Non è necessario tornare molto indietro nella storia italiana e europea per trovare esempi di fasi di grande impatto positivo che hanno fatto seguito a guerre sanguinose e distruttive. E’ avvenuto dopo le guerre risorgimentali dalle quali è nato lo Stato italiano, e dopo la seconda guerra mondiale che ha dato origine a un nuovo “ordine”, dal quale è scaturito il più lungo periodo di pace e prosperità del vecchio Continente, interrotto dall’aggressione russa all’Ucraina di due anni fa. Peraltro, grandi filosofi come Hegel e Heidegger e intellettuali e artisti di grande livello, Marinetti, Boccioni, Balla, Depero, hanno teorizzato la funzione catartica e purificatrice della guerra. Posizioni certamente difficili da condividere, ma che hanno una loro valenza nella storia dell’Europa.
Tremonti, più cautamente, sostiene che da fatti negativi possono nascere effetti positivi. Lo fa con riferimento alla possibilità di un nuovo ruolo dell’UE conseguente agli eventi bellici e alla mutata posizione degli Usa negli equilibri mondiali. V’è del vero in queste affermazioni a condizione che l’esito elettorale rafforzi in Europa l’area liberaldemocratica senza consentire un’eccessiva rappresentanza ai movimenti sovranisti o settoriali, espressione di interessi locali e circoscritti.

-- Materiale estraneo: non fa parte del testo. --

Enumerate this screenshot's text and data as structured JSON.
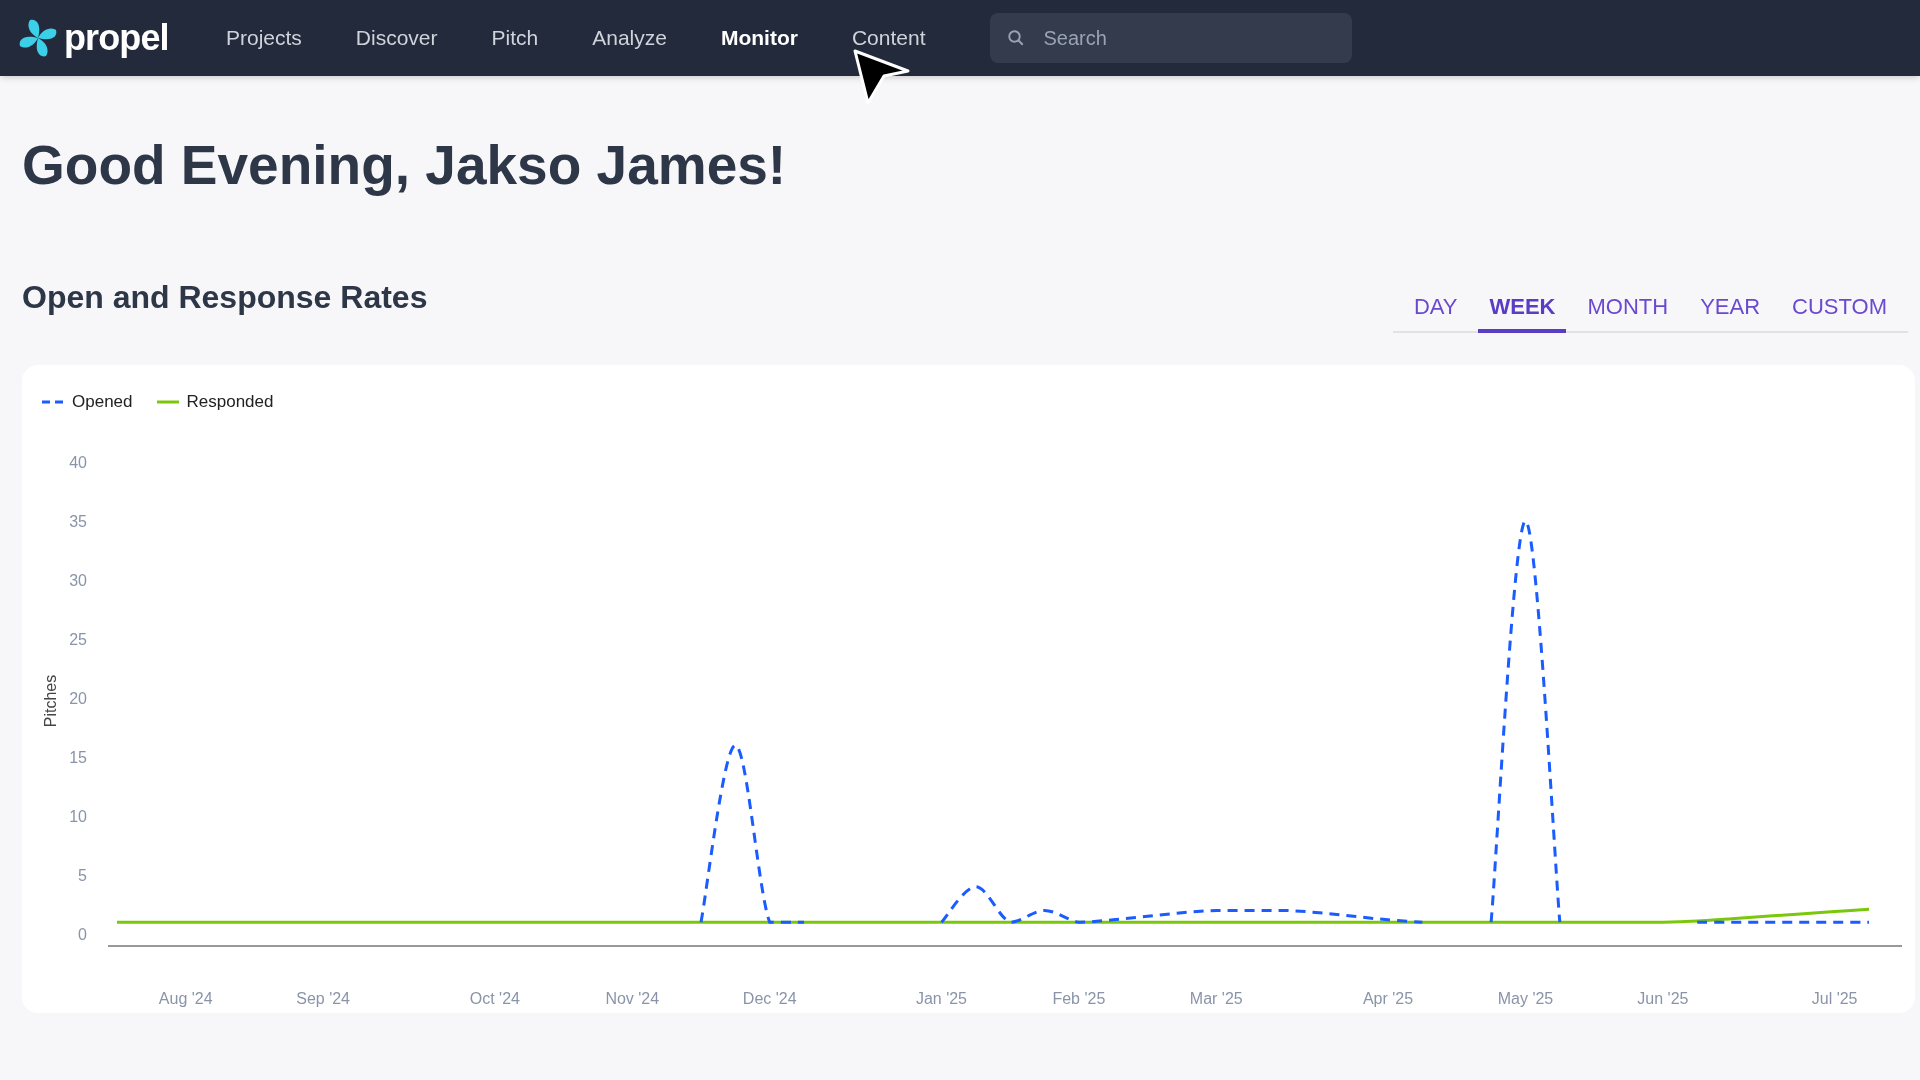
{
  "nav": {
    "logo": "propel",
    "items": [
      {
        "label": "Projects",
        "selected": false
      },
      {
        "label": "Discover",
        "selected": false
      },
      {
        "label": "Pitch",
        "selected": false
      },
      {
        "label": "Analyze",
        "selected": false
      },
      {
        "label": "Monitor",
        "selected": true
      },
      {
        "label": "Content",
        "selected": false
      }
    ],
    "search": {
      "placeholder": "Search"
    }
  },
  "greeting": "Good Evening, Jakso James!",
  "section": {
    "title": "Open and Response Rates",
    "tabs": [
      {
        "label": "DAY",
        "selected": false
      },
      {
        "label": "WEEK",
        "selected": true
      },
      {
        "label": "MONTH",
        "selected": false
      },
      {
        "label": "YEAR",
        "selected": false
      },
      {
        "label": "CUSTOM",
        "selected": false
      }
    ]
  },
  "chart_data": {
    "type": "line",
    "ylabel": "Pitches",
    "ylim": [
      0,
      40
    ],
    "yticks": [
      0,
      5,
      10,
      15,
      20,
      25,
      30,
      35,
      40
    ],
    "categories": [
      null,
      null,
      "Aug '24",
      null,
      null,
      null,
      "Sep '24",
      null,
      null,
      null,
      null,
      "Oct '24",
      null,
      null,
      null,
      "Nov '24",
      null,
      null,
      null,
      "Dec '24",
      null,
      null,
      null,
      null,
      "Jan '25",
      null,
      null,
      null,
      "Feb '25",
      null,
      null,
      null,
      "Mar '25",
      null,
      null,
      null,
      null,
      "Apr '25",
      null,
      null,
      null,
      "May '25",
      null,
      null,
      null,
      "Jun '25",
      null,
      null,
      null,
      null,
      "Jul '25",
      null
    ],
    "legend": "top-left",
    "series": [
      {
        "name": "Opened",
        "color": "#1a5cff",
        "line_style": "dashed",
        "values": [
          null,
          null,
          null,
          null,
          null,
          null,
          null,
          null,
          null,
          null,
          null,
          null,
          null,
          null,
          null,
          null,
          null,
          1,
          16,
          1,
          1,
          null,
          null,
          null,
          1,
          4,
          1,
          2,
          1,
          1.2,
          1.5,
          1.8,
          2,
          2,
          2,
          1.8,
          1.5,
          1.2,
          1,
          null,
          1,
          35,
          1,
          null,
          null,
          null,
          1,
          1,
          1,
          1,
          1,
          1
        ]
      },
      {
        "name": "Responded",
        "color": "#7ac70c",
        "line_style": "solid",
        "values": [
          1,
          1,
          1,
          1,
          1,
          1,
          1,
          1,
          1,
          1,
          1,
          1,
          1,
          1,
          1,
          1,
          1,
          1,
          1,
          1,
          1,
          1,
          1,
          1,
          1,
          1,
          1,
          1,
          1,
          1,
          1,
          1,
          1,
          1,
          1,
          1,
          1,
          1,
          1,
          1,
          1,
          1,
          1,
          1,
          1,
          1,
          1.1,
          1.3,
          1.5,
          1.7,
          1.9,
          2.1
        ]
      }
    ]
  }
}
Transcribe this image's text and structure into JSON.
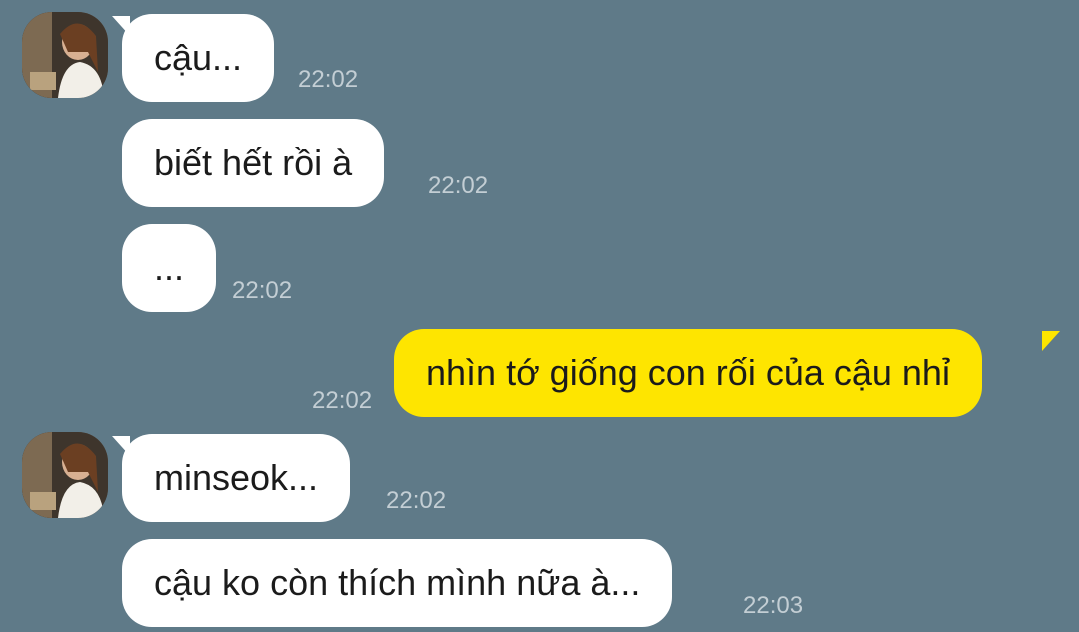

Pericolo quest’ultimo ancora sussistente e che sembrava attrarre FdI. L’analisi del Presidente della Commissione esteri della Camera, esponente importante del partito della Presidente del Consiglio, sembra fugare questa preoccupazione. Oltre Oceano, invece, i tentativi di bloccare Trump per via giudiziaria falliscono il loro obiettivo e fanno correre il rischio di rafforzare la posizione dell’esponente repubblicano, vera e propria bomba vagante nello scenario mondiale.
Come si prepara a vivere la fase post-bellica l’Italia? Vi sono voci allarmate che sostengono che il Belpaese ha comunque perso i conflitti qualunque ne sia l’esito. “L’Italia sta perdendo la “guerra dei mondi” che non vuol sapere di star combattendo. Nemmeno se ne accorge, perché vive in un altro mondo. Il suo. Quello precedente al 24 febbraio 2022…” scrive Limes in un lungo editoriale, nel quale mette in evidenza l’inadeguatezza dei nostri Governi rispetto alla complessità dei problemi internazionali. Giudizio forse ingeneroso per chi è alla guida di un piccolo Paese la cui incidenza sullo scacchiere internazionale è necessariamente limitata e condizionata. Ciò che rileva è che la fase post-bellica è iniziata, e che la scadenza elettorale europea ne è un passaggio importante in vista del quale ciascuna forza politica mette in campo ciò di cui dispone: che non sembra molto!